More than anything, Beverly said, she admires how Bill loves his family and takes on the roles of father and grandfather.

“Everybody knows Bill and I are best friends. We do everything together,” she said.

Eddie Hollis, battalion chief of the Searcy Fire Department, described Baldridge as a leader.

“He sees something that needs to be done and expects to see that it gets done,” Hollis said.

Hollis said Baldridge’s passion for the fire service was obvious, and he always kept the department up to date when it came to safety and new equipment.

Hollis said Baldridge’s love for his family is admirable.

Hollis said one thing he will miss about having Baldridge around at work is talking and connecting over life experiences and stories.

“One memorable experience was when our old central station that we shared with the municipal courts caught fire.

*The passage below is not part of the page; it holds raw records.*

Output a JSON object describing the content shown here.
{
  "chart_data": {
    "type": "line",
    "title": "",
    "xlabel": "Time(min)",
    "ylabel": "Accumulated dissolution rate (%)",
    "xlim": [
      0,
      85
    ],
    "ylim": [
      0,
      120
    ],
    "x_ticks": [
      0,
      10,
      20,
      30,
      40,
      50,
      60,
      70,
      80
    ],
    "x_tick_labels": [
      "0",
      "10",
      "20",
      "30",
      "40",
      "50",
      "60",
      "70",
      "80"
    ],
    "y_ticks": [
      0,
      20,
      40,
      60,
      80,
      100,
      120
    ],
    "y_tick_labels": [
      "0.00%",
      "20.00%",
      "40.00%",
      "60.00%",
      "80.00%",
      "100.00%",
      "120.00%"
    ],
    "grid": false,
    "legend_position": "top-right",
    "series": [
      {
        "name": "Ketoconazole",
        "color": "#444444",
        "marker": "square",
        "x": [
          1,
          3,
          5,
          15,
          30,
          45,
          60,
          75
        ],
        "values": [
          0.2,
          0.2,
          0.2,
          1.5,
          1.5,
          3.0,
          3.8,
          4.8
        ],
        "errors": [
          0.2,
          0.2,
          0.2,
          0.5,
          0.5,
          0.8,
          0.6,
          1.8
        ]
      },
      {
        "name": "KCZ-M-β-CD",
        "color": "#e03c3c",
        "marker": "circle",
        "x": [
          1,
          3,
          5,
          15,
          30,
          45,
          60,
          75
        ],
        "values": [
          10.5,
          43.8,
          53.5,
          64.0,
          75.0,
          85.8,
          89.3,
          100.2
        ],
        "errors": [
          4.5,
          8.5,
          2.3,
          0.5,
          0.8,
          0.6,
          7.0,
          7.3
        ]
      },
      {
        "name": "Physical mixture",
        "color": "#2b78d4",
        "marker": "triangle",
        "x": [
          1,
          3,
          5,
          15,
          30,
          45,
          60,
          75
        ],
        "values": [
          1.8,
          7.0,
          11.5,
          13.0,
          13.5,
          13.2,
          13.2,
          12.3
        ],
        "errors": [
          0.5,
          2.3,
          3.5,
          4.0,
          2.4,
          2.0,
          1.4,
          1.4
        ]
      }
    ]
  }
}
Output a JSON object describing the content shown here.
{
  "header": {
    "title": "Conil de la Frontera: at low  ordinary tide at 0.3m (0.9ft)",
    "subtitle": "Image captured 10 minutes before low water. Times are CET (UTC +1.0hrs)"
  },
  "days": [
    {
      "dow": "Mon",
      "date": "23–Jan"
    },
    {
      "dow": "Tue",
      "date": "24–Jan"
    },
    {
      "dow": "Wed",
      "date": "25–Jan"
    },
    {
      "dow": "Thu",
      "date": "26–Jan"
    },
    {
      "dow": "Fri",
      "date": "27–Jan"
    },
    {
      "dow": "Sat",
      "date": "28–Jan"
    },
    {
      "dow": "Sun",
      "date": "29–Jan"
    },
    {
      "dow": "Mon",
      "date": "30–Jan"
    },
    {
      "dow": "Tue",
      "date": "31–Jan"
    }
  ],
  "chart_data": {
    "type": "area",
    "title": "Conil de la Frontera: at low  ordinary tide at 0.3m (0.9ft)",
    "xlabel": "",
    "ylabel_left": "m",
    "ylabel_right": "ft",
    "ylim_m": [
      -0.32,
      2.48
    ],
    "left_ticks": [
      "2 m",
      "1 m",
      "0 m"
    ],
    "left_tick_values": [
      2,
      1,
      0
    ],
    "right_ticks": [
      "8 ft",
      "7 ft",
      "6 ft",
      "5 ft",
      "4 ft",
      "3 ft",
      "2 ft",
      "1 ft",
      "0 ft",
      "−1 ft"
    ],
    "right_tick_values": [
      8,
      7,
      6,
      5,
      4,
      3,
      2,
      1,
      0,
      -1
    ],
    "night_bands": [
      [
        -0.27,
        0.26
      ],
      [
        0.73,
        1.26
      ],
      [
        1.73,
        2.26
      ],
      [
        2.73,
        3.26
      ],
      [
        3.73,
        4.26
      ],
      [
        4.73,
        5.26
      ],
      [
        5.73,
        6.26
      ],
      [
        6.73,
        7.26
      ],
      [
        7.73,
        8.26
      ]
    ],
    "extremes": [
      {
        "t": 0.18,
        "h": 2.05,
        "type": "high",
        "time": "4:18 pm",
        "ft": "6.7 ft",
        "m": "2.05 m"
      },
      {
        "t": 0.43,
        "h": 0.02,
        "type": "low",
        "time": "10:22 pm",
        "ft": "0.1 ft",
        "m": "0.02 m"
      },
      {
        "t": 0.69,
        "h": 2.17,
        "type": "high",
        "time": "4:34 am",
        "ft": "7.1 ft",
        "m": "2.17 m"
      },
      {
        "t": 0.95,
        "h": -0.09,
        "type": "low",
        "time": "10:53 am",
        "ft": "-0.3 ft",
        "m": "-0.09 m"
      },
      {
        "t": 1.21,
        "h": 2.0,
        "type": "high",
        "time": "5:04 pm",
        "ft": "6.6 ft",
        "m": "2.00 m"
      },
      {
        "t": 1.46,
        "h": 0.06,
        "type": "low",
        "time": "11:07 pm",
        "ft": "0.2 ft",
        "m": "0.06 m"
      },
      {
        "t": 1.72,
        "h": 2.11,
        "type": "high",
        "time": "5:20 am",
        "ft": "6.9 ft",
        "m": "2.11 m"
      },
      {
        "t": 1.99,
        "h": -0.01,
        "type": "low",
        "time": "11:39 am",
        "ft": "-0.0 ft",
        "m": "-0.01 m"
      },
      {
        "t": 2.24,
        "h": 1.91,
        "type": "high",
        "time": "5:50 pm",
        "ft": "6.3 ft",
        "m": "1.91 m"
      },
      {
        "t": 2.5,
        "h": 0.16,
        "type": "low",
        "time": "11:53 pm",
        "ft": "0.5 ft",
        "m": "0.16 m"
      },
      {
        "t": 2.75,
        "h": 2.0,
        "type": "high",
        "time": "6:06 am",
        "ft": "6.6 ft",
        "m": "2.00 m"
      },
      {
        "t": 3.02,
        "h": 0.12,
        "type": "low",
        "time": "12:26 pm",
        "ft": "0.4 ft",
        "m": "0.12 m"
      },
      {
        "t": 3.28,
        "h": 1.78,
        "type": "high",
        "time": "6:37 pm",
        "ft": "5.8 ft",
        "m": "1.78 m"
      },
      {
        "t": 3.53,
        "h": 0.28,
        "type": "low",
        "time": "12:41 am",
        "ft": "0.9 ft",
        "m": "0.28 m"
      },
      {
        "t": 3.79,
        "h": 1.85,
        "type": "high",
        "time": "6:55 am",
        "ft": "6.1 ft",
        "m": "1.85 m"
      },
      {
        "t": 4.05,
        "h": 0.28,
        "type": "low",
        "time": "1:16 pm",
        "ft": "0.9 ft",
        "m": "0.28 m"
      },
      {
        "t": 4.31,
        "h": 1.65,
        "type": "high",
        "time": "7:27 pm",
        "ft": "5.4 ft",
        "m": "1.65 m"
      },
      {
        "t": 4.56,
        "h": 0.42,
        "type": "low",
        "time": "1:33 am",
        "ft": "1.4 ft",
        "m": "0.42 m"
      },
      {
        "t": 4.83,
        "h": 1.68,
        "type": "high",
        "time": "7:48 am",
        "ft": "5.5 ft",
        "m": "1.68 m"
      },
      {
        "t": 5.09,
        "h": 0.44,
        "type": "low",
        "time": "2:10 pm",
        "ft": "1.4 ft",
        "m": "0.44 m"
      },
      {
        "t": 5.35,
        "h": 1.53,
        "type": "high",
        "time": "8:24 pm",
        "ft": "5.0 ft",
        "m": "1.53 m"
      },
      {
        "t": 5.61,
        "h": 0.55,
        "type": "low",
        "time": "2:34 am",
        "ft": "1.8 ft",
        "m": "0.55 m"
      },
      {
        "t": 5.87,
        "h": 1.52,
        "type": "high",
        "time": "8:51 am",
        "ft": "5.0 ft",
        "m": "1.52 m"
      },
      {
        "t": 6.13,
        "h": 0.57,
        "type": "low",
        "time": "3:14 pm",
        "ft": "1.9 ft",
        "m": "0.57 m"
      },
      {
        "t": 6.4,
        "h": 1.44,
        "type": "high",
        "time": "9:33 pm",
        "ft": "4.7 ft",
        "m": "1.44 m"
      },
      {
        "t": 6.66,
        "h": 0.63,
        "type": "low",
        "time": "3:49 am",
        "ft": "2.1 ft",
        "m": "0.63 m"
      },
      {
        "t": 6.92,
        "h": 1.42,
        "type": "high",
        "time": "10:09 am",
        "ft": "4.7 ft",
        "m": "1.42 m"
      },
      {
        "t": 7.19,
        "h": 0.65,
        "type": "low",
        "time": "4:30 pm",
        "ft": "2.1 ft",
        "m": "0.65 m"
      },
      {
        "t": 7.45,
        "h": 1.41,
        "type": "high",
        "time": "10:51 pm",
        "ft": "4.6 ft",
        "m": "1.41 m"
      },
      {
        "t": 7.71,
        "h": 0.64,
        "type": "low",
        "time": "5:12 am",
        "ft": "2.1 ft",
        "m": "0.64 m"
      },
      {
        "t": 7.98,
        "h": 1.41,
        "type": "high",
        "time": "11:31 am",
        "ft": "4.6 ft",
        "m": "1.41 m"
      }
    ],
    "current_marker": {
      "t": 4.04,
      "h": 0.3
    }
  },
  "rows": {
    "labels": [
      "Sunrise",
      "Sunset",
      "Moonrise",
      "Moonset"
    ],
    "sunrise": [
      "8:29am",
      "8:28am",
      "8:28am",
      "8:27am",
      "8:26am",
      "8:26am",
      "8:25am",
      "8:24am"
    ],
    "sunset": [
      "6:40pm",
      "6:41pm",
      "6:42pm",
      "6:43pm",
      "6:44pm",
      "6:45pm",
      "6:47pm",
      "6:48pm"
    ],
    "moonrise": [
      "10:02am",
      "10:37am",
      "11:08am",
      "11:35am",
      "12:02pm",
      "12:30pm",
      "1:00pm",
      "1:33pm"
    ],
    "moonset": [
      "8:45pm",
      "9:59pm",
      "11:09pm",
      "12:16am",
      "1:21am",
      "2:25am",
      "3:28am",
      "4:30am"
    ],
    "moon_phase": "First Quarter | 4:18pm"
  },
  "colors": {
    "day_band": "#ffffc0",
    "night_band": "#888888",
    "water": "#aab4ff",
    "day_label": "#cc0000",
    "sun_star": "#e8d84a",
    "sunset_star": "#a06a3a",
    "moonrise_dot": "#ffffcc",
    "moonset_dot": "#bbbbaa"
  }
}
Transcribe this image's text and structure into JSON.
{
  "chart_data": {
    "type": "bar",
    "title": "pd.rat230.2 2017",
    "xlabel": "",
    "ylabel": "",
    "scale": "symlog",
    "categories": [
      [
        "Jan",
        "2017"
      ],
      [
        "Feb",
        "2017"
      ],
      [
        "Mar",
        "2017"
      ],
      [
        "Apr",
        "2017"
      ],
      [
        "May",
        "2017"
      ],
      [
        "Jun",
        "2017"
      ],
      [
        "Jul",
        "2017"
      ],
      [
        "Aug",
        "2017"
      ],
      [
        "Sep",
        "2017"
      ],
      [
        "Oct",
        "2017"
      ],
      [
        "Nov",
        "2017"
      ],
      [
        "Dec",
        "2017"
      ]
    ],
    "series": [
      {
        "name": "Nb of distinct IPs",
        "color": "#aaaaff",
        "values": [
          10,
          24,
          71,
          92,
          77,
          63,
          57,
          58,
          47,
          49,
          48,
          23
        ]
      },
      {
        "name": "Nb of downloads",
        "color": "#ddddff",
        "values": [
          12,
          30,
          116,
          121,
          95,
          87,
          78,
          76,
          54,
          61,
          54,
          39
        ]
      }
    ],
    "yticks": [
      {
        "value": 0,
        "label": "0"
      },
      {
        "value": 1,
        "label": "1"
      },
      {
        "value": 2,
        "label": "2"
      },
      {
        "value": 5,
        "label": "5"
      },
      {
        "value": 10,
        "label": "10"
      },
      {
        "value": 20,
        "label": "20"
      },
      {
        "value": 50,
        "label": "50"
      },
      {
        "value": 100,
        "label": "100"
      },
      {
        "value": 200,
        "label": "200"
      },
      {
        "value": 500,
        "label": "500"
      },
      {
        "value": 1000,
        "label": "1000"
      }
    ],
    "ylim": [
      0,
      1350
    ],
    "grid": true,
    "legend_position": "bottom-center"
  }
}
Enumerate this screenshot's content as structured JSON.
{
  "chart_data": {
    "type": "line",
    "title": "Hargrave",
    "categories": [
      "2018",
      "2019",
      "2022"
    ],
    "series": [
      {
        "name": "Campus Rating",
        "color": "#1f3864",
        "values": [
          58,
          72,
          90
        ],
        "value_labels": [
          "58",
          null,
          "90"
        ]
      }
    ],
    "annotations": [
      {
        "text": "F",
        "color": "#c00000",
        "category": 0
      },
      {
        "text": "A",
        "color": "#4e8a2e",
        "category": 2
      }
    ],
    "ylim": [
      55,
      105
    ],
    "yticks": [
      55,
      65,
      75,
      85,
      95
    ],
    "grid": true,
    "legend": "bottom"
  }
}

It was a very long night. The fire was hard to control, driven by the wind that night in November,” Hollis said.

“We fought it hard and finally extinguished the fire. We experienced firsthand what it felt like to lose property to fire, like so many other fires that we have fought for our citizens here in Searcy,” he said.

Hollis said he hopes Baldridge enjoys his retirement, and he’s thankful for all that Baldridge has done for the Searcy Fire Department.

“The city of Searcy has given me a great opportunity and been good to me and my family,” Baldridge said. “I love Searcy, and I’ve been blessed to be here for 22 years. I look forward to many happy days ahead, and I wish all the guys at the Fire Department the best.

“If I had to pick any career right now if I were young again, I would go into the fire service again without a doubt. I love it and have loved it all my life.”